I took a very apprehensive sip, but was so pleased to discover that this tastes less of earth than the aroma had lead me to believe. Instead, this tastes sweet and remarkably smooth. No bitterness or astringency at all. It has a buttery sweetness – not so much like a buttery note that you might experience with a green tea or an Oolong, but more of the buttery taste in butter toffee or browned butter that’s been poured over the crust of a freshly baked loaf of bread.
It has an earthy flavor too, of course, but, it isn’t as prominent as I expected it to be. It is very mellow tasting, and the flavor seems to improve with each subsequent infusion, so do take the time to explore this tea thoroughly!
A really amazing Pu-erh. And after a visit to Teavivre’s website, I noticed that this particular tea is 10% off through July 15! Time to stock up on this, you’ll be glad you did.
2 thoughts on “Mengku Palace Ripened Golden Buds Pu-erh (2007) from Teavivre”
I have to say that the “earthy” flavor, and musty smell is what often puts me off Puer too. I had some Puer yesterday, by a different company, and the first thing I thought when I sniffed it, was “oh, mouldy wood.” Even though it tasted quite nice, I didn’t want a second cup.
I keep on thinking, I’m sure I’ll soon get to like this kind of tea. But I”m still waiting. Anyway, just my humble opinion, which can be happily disregarded. Teavivre’s offer at 10% off sounds interesting.

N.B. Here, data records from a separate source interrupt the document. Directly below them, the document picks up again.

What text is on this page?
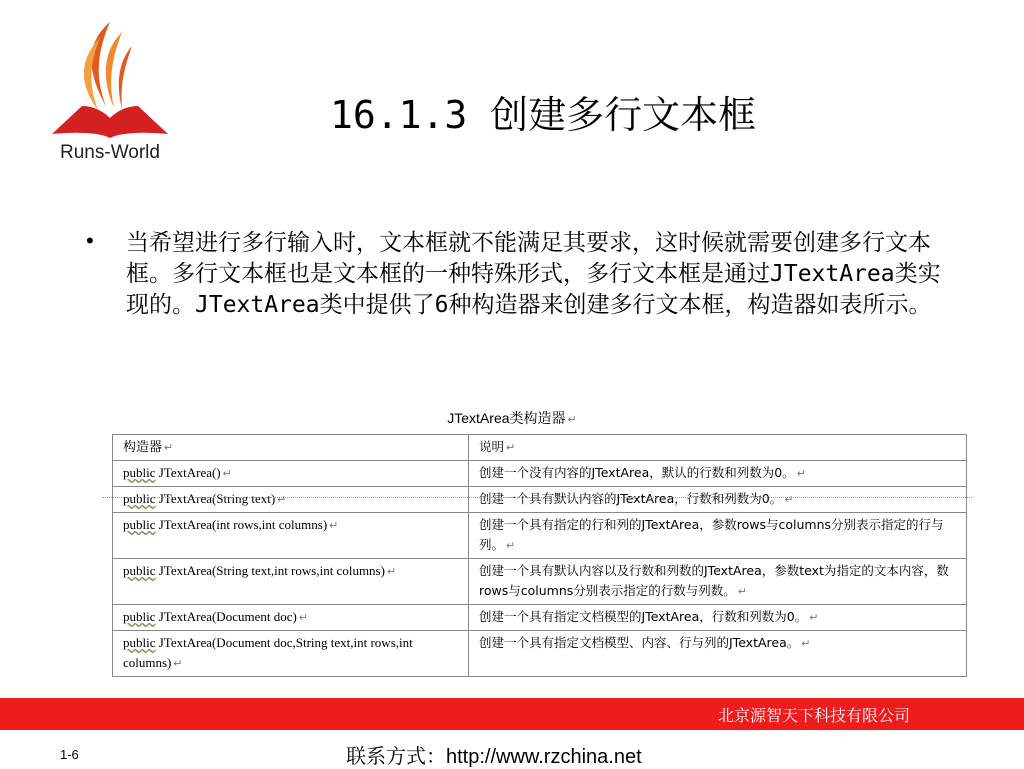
Runs-World
16.1.3 创建多行文本框
• 当希望进行多行输入时，文本框就不能满足其要求，这时候就需要创建多行文本框。多行文本框也是文本框的一种特殊形式，多行文本框是通过JTextArea类实现的。JTextArea类中提供了6种构造器来创建多行文本框，构造器如表所示。
JTextArea类构造器 ↵
构造器 ↵	说明 ↵
public JTextArea() ↵	创建一个没有内容的JTextArea，默认的行数和列数为0。 ↵
public JTextArea(String text) ↵	创建一个具有默认内容的JTextArea，行数和列数为0。 ↵
public JTextArea(int rows,int columns) ↵	创建一个具有指定的行和列的JTextArea，参数rows与columns分别表示指定的行与列。 ↵
public JTextArea(String text,int rows,int columns) ↵	创建一个具有默认内容以及行数和列数的JTextArea，参数text为指定的文本内容，数rows与columns分别表示指定的行数与列数。 ↵
public JTextArea(Document doc) ↵	创建一个具有指定文档模型的JTextArea，行数和列数为0。 ↵
public JTextArea(Document doc,String text,int rows,int columns) ↵	创建一个具有指定文档模型、内容、行与列的JTextArea。 ↵
北京源智天下科技有限公司
1-6	联系方式：http://www.rzchina.net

Yes I know exactly what you’re saying about Puerh, it was very difficult for me to get past that strong scent… much less be able to take a sip. My olfactory nerves tend to be extremely sensitive (I inherited my gramma’s olfactory nerves who could smell something foul a mile away!) and it took a lot for me to get past strong smells like Lapsang Souchong and Puerh to be able to even raise the cup to my lips to sip it.

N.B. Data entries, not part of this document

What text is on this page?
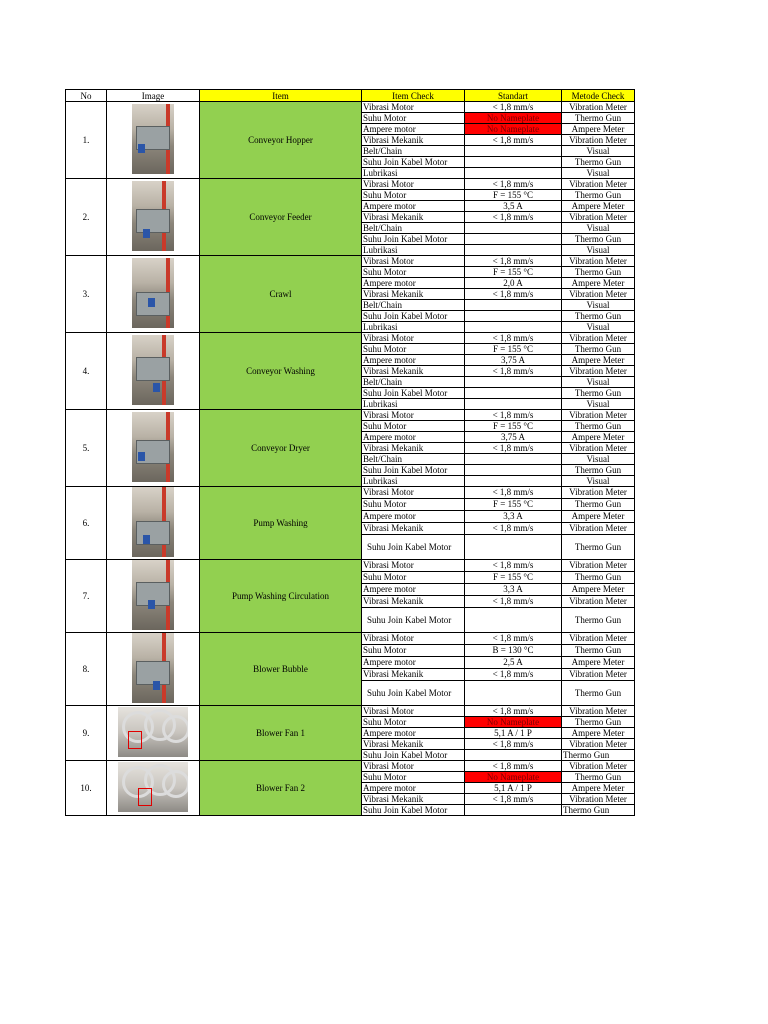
No	Image	Item	Item Check	Standart	Metode Check
1.		Conveyor Hopper	Vibrasi Motor	< 1,8 mm/s	Vibration Meter
			Suhu Motor	No Nameplate	Thermo Gun
			Ampere motor	No Nameplate	Ampere Meter
			Vibrasi Mekanik	< 1,8 mm/s	Vibration Meter
			Belt/Chain		Visual
			Suhu Join Kabel Motor		Thermo Gun
			Lubrikasi		Visual
2.		Conveyor Feeder	Vibrasi Motor	< 1,8 mm/s	Vibration Meter
			Suhu Motor	F = 155 °C	Thermo Gun
			Ampere motor	3,5 A	Ampere Meter
			Vibrasi Mekanik	< 1,8 mm/s	Vibration Meter
			Belt/Chain		Visual
			Suhu Join Kabel Motor		Thermo Gun
			Lubrikasi		Visual
3.		Crawl	Vibrasi Motor	< 1,8 mm/s	Vibration Meter
			Suhu Motor	F = 155 °C	Thermo Gun
			Ampere motor	2,0 A	Ampere Meter
			Vibrasi Mekanik	< 1,8 mm/s	Vibration Meter
			Belt/Chain		Visual
			Suhu Join Kabel Motor		Thermo Gun
			Lubrikasi		Visual
4.		Conveyor Washing	Vibrasi Motor	< 1,8 mm/s	Vibration Meter
			Suhu Motor	F = 155 °C	Thermo Gun
			Ampere motor	3,75 A	Ampere Meter
			Vibrasi Mekanik	< 1,8 mm/s	Vibration Meter
			Belt/Chain		Visual
			Suhu Join Kabel Motor		Thermo Gun
			Lubrikasi		Visual
5.		Conveyor Dryer	Vibrasi Motor	< 1,8 mm/s	Vibration Meter
			Suhu Motor	F = 155 °C	Thermo Gun
			Ampere motor	3,75 A	Ampere Meter
			Vibrasi Mekanik	< 1,8 mm/s	Vibration Meter
			Belt/Chain		Visual
			Suhu Join Kabel Motor		Thermo Gun
			Lubrikasi		Visual
6.		Pump Washing	Vibrasi Motor	< 1,8 mm/s	Vibration Meter
			Suhu Motor	F = 155 °C	Thermo Gun
			Ampere motor	3,3 A	Ampere Meter
			Vibrasi Mekanik	< 1,8 mm/s	Vibration Meter
			Suhu Join Kabel Motor		Thermo Gun
7.		Pump Washing Circulation	Vibrasi Motor	< 1,8 mm/s	Vibration Meter
			Suhu Motor	F = 155 °C	Thermo Gun
			Ampere motor	3,3 A	Ampere Meter
			Vibrasi Mekanik	< 1,8 mm/s	Vibration Meter
			Suhu Join Kabel Motor		Thermo Gun
8.		Blower Bubble	Vibrasi Motor	< 1,8 mm/s	Vibration Meter
			Suhu Motor	B = 130 °C	Thermo Gun
			Ampere motor	2,5 A	Ampere Meter
			Vibrasi Mekanik	< 1,8 mm/s	Vibration Meter
			Suhu Join Kabel Motor		Thermo Gun
9.		Blower Fan 1	Vibrasi Motor	< 1,8 mm/s	Vibration Meter
			Suhu Motor	No Nameplate	Thermo Gun
			Ampere motor	5,1 A / 1 P	Ampere Meter
			Vibrasi Mekanik	< 1,8 mm/s	Vibration Meter
			Suhu Join Kabel Motor		Thermo Gun
10.		Blower Fan 2	Vibrasi Motor	< 1,8 mm/s	Vibration Meter
			Suhu Motor	No Nameplate	Thermo Gun
			Ampere motor	5,1 A / 1 P	Ampere Meter
			Vibrasi Mekanik	< 1,8 mm/s	Vibration Meter
			Suhu Join Kabel Motor		Thermo Gun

But, all that being said, I think one thing that helped, at least in Puerh’s case, is the fact that I’ve realized the best way to brew it. By steeping in a gaiwan, I can easily perform a “rinse” or reawakening (or two if necessary), which really helps with the aroma of the cupped tea. Also, since the steep time is short, the flavors don’t become so concentrated, which also helps.

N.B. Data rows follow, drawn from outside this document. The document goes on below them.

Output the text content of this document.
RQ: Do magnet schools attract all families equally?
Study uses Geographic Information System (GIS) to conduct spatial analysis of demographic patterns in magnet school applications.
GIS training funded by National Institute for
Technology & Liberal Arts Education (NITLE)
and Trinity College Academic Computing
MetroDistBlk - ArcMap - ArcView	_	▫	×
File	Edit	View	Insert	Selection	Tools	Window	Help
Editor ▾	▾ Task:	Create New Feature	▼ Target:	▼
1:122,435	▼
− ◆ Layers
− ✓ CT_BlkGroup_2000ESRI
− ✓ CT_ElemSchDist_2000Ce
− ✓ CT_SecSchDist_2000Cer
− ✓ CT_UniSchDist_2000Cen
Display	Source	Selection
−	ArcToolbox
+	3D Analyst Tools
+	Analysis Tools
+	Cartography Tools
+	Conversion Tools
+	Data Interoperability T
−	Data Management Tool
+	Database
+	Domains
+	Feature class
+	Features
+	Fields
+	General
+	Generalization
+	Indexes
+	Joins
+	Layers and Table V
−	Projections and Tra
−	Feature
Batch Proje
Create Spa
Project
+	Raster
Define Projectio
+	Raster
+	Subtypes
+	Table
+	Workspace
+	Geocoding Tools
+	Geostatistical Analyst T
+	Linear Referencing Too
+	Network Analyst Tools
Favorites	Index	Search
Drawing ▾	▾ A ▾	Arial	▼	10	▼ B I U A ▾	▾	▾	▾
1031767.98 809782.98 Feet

Since “rediscovering” my gaiwan, I’ve realized that Puerh can be very enjoyable, but, it is still not my favorite. For the longest time, I disregarded the gaiwan as a “gadget” – and I am really opposed to most “tea time” gadgets because tea time should be as simple as possible in my opinion and gadgets take away from that. I’m of the belief that sometimes the simpler we try to make our lives, the more complicated they become. But, the gaiwan is no longer a gadget, it has become an essential tool for my tea making, and I use it on a daily basis now.